Thursday, December 18, 2008

The Classic Story "I, Pencil" Turns 50

Eloquent. Extraordinary. Timeless. Paradigm-shifting. Classic. Half a century after it first appeared, Leonard Read’s 'I, Pencil' still evokes such adjectives of praise. Rightfully so, for this little essay opens eyes and minds among people of all ages. Many first-time readers never see the world quite the same again.

~Foundation for Economic Education president Lawrence Reed, on the 50th year anniversary of the free market classic "I, Pencil."

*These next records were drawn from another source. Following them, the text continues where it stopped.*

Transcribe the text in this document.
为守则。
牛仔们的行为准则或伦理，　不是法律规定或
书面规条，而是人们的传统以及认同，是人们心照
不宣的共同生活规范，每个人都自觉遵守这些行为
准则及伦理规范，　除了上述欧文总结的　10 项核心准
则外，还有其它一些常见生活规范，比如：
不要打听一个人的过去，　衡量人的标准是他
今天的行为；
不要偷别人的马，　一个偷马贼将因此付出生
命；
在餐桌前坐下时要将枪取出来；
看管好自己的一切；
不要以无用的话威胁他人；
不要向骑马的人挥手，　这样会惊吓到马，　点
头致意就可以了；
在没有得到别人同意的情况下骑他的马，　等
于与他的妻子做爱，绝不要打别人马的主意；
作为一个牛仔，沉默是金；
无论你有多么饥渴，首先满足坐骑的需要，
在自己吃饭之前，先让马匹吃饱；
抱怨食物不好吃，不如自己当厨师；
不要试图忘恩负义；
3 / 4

Leonard Read’s delightful story, “I, Pencil,” has become a classic, and deservedly so. I know of no other piece of literature that so succinctly, persuasively, and effectively illustrates the meaning of both Adam Smith’s invisible hand—the possibility of cooperation without coercion—and Friedrich Hayek’s emphasis on the importance of dispersed knowledge and the role of the price system in communicating information that “will make the individuals do the desirable things without anyone having to tell them what to do.”

~Nobel economist Milton Friedman


At 12/18/2008 4:02 PM, Anonymous Anonymous said...

Hayek's "insights" on dispersed knowledge are only a crass restatement of Mises' profound insight that economic calculation is impossible in an economy without market prices.

It was Mises who first created the theory of the boom-bust cycle in The Theory of Money and Credit, and Mises who wrote the Magnum Opus of the Austrian school, Human Action.

Economists only seem to know of Hayek because of his nobel prize. But if recent history is any example, nobel prizes are not awarded based on pursuit of economic truth.